Validates that the currently held DataFrames match the schema of the existing dataset.

Parameters
  • store – If it is a function, the result of calling it must be a KeyValueStore.

  • dataset_uuid – The dataset UUID the partition will be assigned to

class kartothek.io_components.metapartition.MetaPartitionIterator(metapartition)[source]

Bases: Iterator

next()

Return the next item from the iterator. When exhausted, raise StopIteration

kartothek.io_components.metapartition.parse_input_to_metapartition(obj: Union[Dict, pandas.core.frame.DataFrame, Sequence, kartothek.io_components.metapartition.MetaPartition], metadata_version: Optional[int] = None, expected_secondary_indices: Optional[Union[Literal[False], List[str]]] = False)kartothek.io_components.metapartition.MetaPartition[source]

Parses given user input and returns a MetaPartition

The format specification supports multiple input modes as following:

  1. Mode - Dictionary with partition information

    In this case, a dictionary is supplied where the keys describe the partition.

    • label - (optional) Unique partition label. If None is given, a UUID is generated using kartothek.core.uuid.gen_uuid().

    • data - A dict or list of tuples. The keys represent the table name and the values are the actual payload data as a pandas.DataFrame.

    • indices - Deprecated, see the keyword argument secondary_indices to create indices.

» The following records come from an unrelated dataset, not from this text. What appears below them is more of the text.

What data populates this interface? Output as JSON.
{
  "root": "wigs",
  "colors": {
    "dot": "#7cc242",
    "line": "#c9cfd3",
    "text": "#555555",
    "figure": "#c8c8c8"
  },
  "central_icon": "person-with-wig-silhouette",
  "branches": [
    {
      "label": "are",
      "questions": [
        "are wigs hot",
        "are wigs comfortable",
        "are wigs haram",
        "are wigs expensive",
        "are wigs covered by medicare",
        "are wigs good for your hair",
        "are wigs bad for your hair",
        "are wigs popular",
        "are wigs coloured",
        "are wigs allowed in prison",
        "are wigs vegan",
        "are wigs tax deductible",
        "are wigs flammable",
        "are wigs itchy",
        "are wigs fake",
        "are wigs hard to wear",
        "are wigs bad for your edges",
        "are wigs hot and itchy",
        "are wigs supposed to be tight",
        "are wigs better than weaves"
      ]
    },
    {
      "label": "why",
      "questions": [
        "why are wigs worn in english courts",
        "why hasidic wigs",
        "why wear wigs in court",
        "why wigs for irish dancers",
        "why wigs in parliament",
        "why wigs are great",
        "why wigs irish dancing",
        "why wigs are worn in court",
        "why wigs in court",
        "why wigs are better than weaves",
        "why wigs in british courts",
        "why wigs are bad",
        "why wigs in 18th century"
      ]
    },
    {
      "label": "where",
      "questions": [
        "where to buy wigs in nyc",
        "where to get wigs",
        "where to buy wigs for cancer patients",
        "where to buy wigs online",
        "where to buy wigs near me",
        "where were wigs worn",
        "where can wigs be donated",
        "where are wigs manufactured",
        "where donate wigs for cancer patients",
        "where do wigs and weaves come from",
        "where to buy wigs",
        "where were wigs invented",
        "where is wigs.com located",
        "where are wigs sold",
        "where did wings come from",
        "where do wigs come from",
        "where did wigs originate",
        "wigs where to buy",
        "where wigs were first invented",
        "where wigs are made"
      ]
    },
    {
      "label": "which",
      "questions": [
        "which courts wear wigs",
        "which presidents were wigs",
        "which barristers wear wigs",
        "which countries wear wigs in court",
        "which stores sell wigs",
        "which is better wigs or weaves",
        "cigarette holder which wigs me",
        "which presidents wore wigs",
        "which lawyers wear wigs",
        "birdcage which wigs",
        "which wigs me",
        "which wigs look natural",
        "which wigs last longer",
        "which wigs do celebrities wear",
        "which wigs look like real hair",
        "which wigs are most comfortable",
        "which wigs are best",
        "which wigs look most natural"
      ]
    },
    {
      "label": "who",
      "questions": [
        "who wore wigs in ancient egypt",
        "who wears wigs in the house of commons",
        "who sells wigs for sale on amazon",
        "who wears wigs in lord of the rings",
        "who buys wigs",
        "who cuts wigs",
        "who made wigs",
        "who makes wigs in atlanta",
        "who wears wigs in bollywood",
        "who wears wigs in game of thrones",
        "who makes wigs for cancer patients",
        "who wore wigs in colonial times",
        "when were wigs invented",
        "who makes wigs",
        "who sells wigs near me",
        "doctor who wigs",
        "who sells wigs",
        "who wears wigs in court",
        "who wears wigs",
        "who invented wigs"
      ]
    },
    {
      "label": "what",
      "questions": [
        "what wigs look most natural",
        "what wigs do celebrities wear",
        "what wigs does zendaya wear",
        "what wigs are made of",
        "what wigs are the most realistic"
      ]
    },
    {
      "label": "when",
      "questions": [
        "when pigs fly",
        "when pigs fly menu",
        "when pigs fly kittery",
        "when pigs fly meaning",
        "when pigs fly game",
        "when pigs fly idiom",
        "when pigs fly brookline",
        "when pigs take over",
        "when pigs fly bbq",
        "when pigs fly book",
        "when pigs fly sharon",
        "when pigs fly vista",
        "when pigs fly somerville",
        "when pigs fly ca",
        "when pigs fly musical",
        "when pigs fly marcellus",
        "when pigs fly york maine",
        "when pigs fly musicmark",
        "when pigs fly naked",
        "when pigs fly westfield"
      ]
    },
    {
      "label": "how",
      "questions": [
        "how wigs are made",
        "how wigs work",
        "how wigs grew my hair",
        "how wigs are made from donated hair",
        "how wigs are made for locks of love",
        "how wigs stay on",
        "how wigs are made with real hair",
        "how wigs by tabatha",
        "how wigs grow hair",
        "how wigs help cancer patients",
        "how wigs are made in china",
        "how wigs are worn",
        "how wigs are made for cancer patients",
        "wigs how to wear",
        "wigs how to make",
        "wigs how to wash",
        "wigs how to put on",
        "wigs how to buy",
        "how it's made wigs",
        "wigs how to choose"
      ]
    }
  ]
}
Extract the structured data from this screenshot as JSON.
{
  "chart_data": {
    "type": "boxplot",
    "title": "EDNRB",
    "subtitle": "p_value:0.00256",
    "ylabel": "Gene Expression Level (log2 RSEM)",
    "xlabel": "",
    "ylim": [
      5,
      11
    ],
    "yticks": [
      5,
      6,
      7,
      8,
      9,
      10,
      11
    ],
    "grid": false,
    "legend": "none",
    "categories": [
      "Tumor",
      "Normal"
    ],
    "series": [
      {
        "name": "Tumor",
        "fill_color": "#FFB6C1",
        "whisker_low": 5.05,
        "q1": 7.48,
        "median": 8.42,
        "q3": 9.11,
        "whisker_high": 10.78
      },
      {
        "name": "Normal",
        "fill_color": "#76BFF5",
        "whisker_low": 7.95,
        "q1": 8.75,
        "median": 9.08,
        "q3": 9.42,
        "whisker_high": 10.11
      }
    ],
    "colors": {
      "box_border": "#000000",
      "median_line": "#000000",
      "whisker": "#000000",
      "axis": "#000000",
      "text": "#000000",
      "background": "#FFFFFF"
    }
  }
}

      A dictionary to describe the dataset indices. All partition level indices are finally merged using kartothek.io_components.metapartition.MetaPartition.merge_indices() into a single dataset index

    Examples:

    # A partition with explicit label, no metadata, one table and index information
    input_obj = {
        'label': 'partition_label',
        'data': [('table', pd.DataFrame([{'column_1':values_1, 'column_2':values_2}]))],
        'indices': {
            "column_1": {
                value: ['partition_label']
            }
        }
    }
    # If no label is given, a UUID will be generated using :func:`kartothek.core.uuid.gen_uuid`
    simple_input = {
        'data': [('table', pd.DataFrame())],
    }
    
  2. Mode - pandas.DataFrame

    If only a DataFrame is provided, a UUID is generated and the dataframe is stored for the table name SINGLE_TABLE

  3. Mode - MetaPartition

    If a MetaPartition is passed directly, it is simply passed through.

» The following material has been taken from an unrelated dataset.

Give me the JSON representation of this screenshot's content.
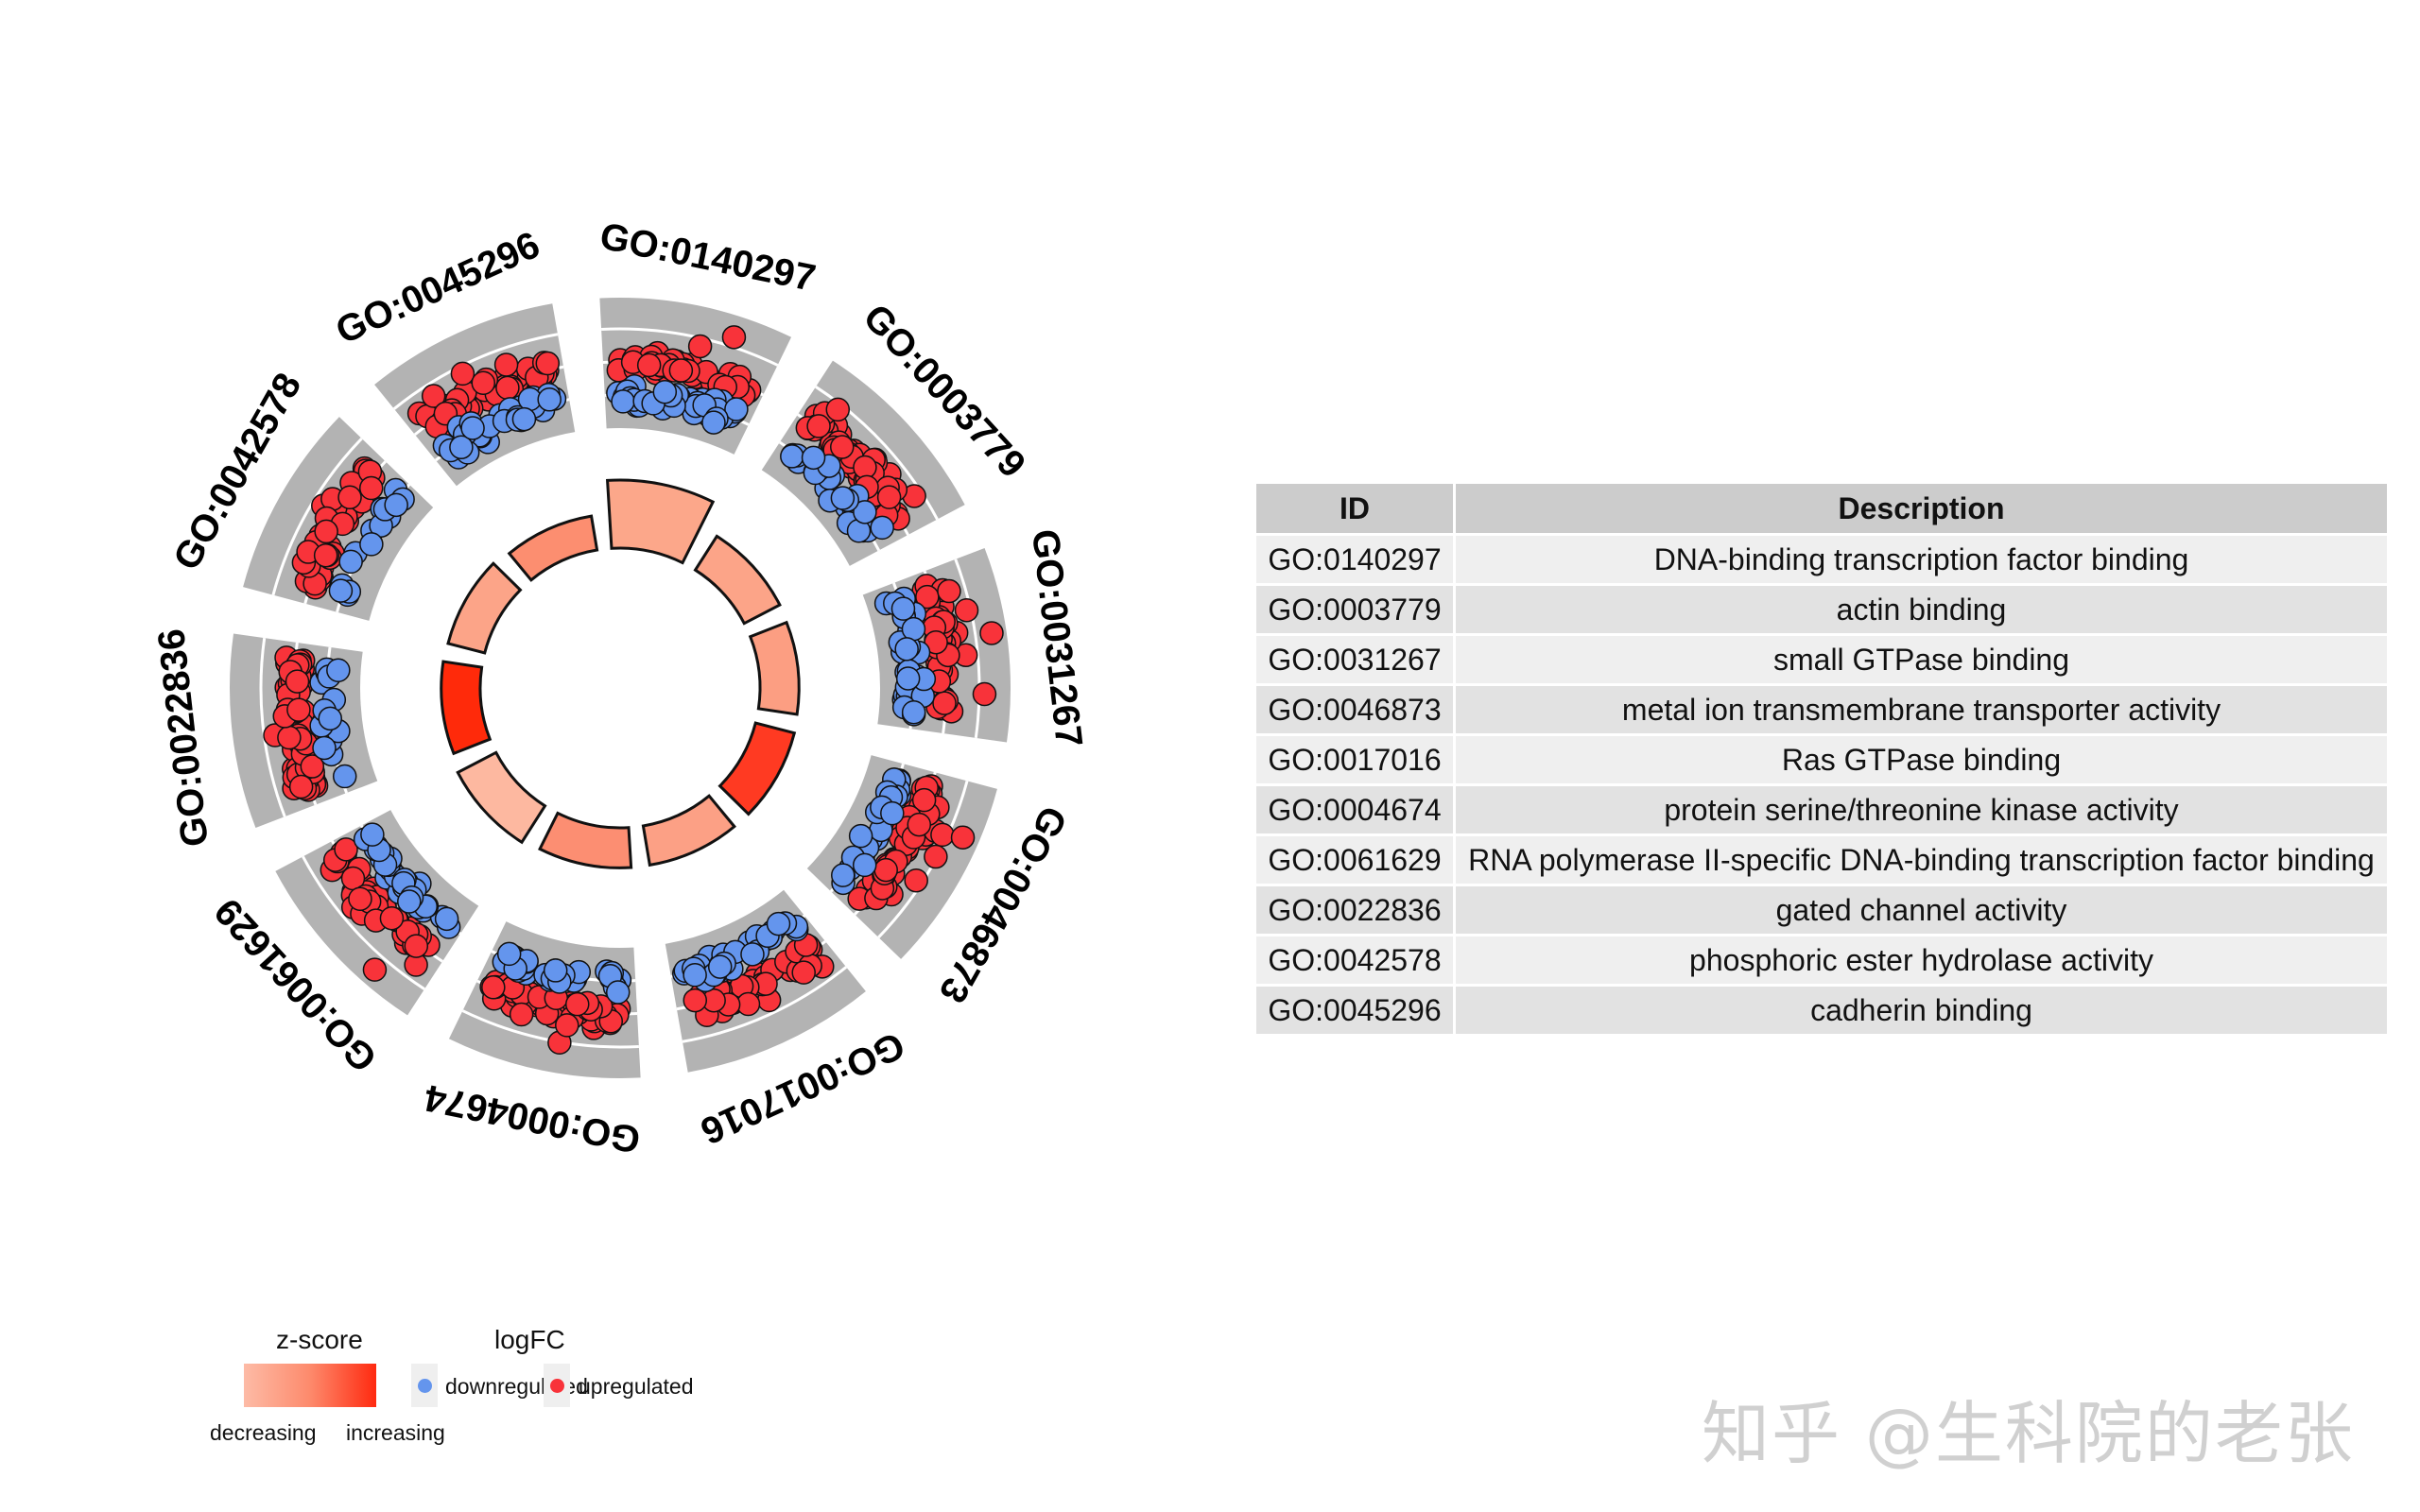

  4. Mode - List of tuples

    The first item represents the table name and the second is the actual payload data as a pandas.DataFrame.

    Example:

    # A partition with no explicit label, no metadata and one table
    input_obj = [('table', pd.DataFrame())]
    

Nested MetaPartitions:

The input may also be provided as a list to ease batch processing. The returned MetaPartition will be nested and each list element represents a single physical partition. For details on nested MetaPartitions, see MetaPartition

Parameters
  • obj

  • metadata_version – The kartothek dataset specification version

  • expected_secondary_indices – Iterable of strings containing expected columns on which indices are created. An empty iterable indicates no indices are expected. The default is False, which, indicates no checking will be done (None behaves the same way). This is only used in mode “Dictionary with partition information”.

Raises

ValueError – In case the given input is not understood

Returns

Return type

MetaPartition

kartothek.io_components.metapartition.partition_labels_from_mps(mps: List[kartothek.io_components.metapartition.MetaPartition])List[str][source]

Get a list of partition labels, flattening any nested meta partitions in the input and ignoring sentinels.